Mr. Trump is oft maligned for what he does not say. He will not give many details about he would do as POTUS. In a recent Dallas speech, Mr. Trump revealed these secrets:
- The hair on his head is his own hair and only his hair.
- He is a winner who will make America a winner again just by association with him.
- The people running against him are liars, choke artists and people with big ears.
- He does not like Megyn Kelly.
- His pregnant daughter is lovely, and he might date her if she were not his daughter.
Apparently, even Mr. Trump has some limits.
From Mr. Trump’s speeches and his book, which he holds second only to the Bible we can piece together his intentions. Forget protocol, set aside decorum, push away constitutional checks and balances, Mr. Trump sincerely seems to believe he alone can save America from itself.
What will Mr. Trump do, according to Mr. Trump?
Mr. Trump will build a wall. He will force someone else to pay for the wall. The wall gets bigger and bigger in Mr. Trump’s mind, according to the unwillingness of his proposed payer to, well, pay.
Mr. Trump appears to say he will rule, not govern. He will rule by tantrum. Tell Mr. Trump “No,” or even question his numbers, and Mr. Trump will react angrily. He will boycott your debate. He will add height and depth to the wall you must subsidize. This is ancient policy-making. The Romans would despoil your country-side, build a wall down the middle of your island (Hadrian) and tax you for the bill. In a world where borders barely exist, walls are bad policy.

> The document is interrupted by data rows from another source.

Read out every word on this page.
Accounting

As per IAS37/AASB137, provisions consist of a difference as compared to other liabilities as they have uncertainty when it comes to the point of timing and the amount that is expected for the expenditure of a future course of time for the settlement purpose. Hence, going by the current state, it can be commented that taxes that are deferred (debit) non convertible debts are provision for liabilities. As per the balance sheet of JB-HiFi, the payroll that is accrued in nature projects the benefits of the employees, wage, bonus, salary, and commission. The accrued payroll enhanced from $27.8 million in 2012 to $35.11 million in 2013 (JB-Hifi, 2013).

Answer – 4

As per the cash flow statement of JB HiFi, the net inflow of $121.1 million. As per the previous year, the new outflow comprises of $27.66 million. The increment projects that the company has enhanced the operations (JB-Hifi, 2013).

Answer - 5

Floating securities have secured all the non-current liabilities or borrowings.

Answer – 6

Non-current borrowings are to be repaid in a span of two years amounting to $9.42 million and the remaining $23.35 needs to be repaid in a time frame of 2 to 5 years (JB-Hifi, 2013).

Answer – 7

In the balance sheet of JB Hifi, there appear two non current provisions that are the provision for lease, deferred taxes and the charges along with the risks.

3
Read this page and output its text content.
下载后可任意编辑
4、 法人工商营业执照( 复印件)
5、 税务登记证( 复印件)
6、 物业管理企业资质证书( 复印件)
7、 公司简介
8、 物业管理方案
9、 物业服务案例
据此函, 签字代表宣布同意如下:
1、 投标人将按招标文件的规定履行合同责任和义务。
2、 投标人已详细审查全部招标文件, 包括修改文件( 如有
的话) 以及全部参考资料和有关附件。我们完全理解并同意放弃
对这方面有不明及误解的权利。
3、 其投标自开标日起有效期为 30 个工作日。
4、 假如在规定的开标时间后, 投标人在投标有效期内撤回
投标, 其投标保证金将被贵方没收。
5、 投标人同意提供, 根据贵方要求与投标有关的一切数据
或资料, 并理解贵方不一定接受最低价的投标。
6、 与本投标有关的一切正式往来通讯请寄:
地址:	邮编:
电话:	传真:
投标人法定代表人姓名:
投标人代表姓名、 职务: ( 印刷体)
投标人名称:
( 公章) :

France tried armed walls with the Maginot Line. The Axis armies went by in a blink. After their conquest, the Axis refortified the line, renamed it the Siegfried Line and watched the Allies run over it in a similar blink. All this happened in the 1930’s and 1940’s. Technology has mutated, morphed and multiplied in access and application since then. Walls mean less now than then in a day when borders barely matter.
Mr. Trump wants to build a wall. In a world where allies mean more thane ever, we should take great care before we alienate a near neighbor.
Mr. Trump will practice religious intolerance.
He will exile, banish and forbid Muslims. The United States practiced this same policy with Jewish refugees under FDR. Victims were poured into the maw of the Holocaust.
Mr. Trump has already called Pope Francis I “disgraceful.” Muslims, Roman Catholics and, then who?
Mr. Trump appeared before the most fundamentalist of evangelicals, waved a Bible at them and pronounced it his favorite book. For me, this is his most intolerant act toward religion so far in his campaign.
Religious people are flexible, malleable, fungible and fluid. Religion can flex once and make a devotee rigid for life.. Religious people are often too easy to enlist. Mr. Trump reaches out for the evangelical voting bloc, which is essential for him. No one can blame him. He wants to win.
However, religious people are not the potent voting bloc of the Moral Majority days. Too many disappointments from forty years as a jilted bride have left the Religious Right groggy. We have been left at the altar by too many glib Litharios. Our easy affections no longer go to the first promise, but as religious people we still love our God and this may mean we do not like your god. We may forget to love the children of a lesser god as well. Court us, promise us the right things and we may mistake you for one of us, no matter how you say 2 Corinthians.
More simply put, I argue for leadership that accepts religion but refuses to incite the religious to anger against any other religion. Mr. Lincoln appealed to “the better angels of our nature.” I am religious, Christian, evangelical; all those things that are supposed to make me intellectually lazy and morally hazy. Even I hate to see religion bastardized by political candidates who want my anger in order to seize my vote. I think this is religious intolerance.
The candidate who appeals to your anger, my friend, is probably angry at you as well.
What will Mr. Trump do?
Mr. Trump will make the Free Press less free. Mr. Trump says he will “open up the libel laws and so make it easier to sue journalists.”
I will here be accused of wandering, but I have to do my nuancing now. The 24 hour news cycle has cheapened journalism and advocacy news networks have made it tawdry. Depending on a network’s preferred customers, hearers get three sentences of actual news and 45 minutes of how bad the GOP dominated legislature is gridlocked or how bad the Democratic President is for the world. There are more “news programs” and less journalism than I can remember. Every “news” show seems like a tabloid now.
And, then, on the other hand, I have to argue for a Free Press. I want a Free Press and a strong Press. I want Edward R. Murrow taking on Joe McCarthy. I want Walter Cronkite telling the truth about the Viet Nam War. I want Woodward and Bernstein.
I want more limited government in Press matters, not more intrusiveness and more litigation. Mr. Trump boycots debates, sues journalists, derides the Pope, deforms the Bible, builds walls, destroys bridges and wants you to vote for him because he “tells it as he sees it.”
Mr. Trump, I have heard what you see. I do not want any part of it.